Saat ini masyarakat menengah ke atas masih banyak yang mengonsumsi daging, sedangkan ikan lebih banyak dikonsumsi masyarakat menengah ke bawah. Ikan dikonsumsi 33 kilogram (kg) per kapita per tahun. Jauh lebih tinggi dibanding konsumsi daging sapi yang kurang dari lima kg per kapita per tahun. Angka ini termasuk dalam kategori rendah jika dibandingkan dengan negara-negara lain di Asia Tenggara. Meskipun konsumsinya rendah, Indonesia memerlukan setidaknya 448.000 ton daging sapi per tahun. Dari jumlah tersebut, 30 persen dari kebutuhan konsumsi daging dalam negeri masih harus diimpor. Padahal sebagai negara yang juga kaya akan sumber daya manusia seharusnya dapat melakukan swasembada pangan sendiri karena dengan swasembada Indonesia tentunya dapat mengurangi praktik impor daging secara besar-besaran.
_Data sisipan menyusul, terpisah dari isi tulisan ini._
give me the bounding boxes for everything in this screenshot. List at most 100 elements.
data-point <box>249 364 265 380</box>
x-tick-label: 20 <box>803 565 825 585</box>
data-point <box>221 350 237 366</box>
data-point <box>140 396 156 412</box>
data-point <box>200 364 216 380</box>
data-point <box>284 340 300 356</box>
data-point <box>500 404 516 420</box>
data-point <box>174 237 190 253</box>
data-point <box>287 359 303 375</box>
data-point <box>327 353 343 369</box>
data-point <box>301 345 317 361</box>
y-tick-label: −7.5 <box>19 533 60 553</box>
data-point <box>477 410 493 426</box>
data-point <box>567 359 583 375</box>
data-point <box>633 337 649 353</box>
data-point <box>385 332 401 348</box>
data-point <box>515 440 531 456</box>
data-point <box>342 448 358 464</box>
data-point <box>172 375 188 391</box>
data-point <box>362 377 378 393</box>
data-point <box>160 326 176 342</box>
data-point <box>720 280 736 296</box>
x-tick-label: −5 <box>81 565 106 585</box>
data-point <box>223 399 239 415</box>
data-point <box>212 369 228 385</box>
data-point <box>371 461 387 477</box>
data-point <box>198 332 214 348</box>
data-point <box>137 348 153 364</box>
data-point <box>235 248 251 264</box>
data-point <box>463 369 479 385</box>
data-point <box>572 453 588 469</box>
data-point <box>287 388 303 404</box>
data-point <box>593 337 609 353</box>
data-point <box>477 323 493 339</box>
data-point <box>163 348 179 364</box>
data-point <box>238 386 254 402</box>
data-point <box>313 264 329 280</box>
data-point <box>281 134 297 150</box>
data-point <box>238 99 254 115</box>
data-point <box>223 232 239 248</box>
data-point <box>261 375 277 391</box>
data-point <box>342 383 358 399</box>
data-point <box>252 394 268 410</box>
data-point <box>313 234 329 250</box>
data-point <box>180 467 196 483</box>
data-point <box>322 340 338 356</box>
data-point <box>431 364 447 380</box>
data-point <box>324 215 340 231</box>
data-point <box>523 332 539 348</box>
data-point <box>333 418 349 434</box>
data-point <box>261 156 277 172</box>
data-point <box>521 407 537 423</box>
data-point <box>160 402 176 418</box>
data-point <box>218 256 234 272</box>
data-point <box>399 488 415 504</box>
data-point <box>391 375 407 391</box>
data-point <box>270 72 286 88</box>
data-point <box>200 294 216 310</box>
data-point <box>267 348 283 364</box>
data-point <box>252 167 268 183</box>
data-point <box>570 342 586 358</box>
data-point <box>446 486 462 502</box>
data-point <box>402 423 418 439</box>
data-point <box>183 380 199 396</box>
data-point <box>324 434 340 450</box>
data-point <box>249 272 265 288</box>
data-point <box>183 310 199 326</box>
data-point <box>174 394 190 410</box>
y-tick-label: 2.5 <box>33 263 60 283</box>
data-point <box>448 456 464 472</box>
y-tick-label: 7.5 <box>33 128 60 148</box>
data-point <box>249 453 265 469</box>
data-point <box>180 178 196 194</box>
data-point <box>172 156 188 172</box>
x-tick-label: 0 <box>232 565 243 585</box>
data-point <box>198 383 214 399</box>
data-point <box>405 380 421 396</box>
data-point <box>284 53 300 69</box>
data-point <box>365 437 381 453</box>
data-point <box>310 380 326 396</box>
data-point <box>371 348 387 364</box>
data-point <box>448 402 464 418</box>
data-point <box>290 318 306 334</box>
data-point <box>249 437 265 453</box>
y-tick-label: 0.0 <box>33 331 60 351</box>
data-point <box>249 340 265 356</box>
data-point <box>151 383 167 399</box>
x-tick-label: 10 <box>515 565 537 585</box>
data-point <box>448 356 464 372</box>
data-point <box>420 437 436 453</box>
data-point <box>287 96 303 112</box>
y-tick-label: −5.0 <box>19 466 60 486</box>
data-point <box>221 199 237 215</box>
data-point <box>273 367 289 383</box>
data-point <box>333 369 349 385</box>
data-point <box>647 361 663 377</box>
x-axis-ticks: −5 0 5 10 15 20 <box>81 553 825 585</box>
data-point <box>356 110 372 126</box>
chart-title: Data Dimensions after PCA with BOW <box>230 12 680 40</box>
Praktik impor daging sapi yang sebelumnya dimaksudkan hanya sekedar menyambung kebutuhan daging, ternyata dapat berpotensi mengganggu usaha agribisnis sapi potong dan menguras devisa yang besar. Hal ini sangat mengkhawatirkan karena dapat meningkatkan ketergantungan terhadap negara lain dan mengancam kedaulatan bangsa dalam posisi tawar percaturan politik dunia yang semakin lemah. Berbagai penyakit juga dapat ditimbulkan dari konsumsi daging secara berlebihan seperti peningkatan risiko kanker usus besar, poros usus dan jenis kanker lainnya.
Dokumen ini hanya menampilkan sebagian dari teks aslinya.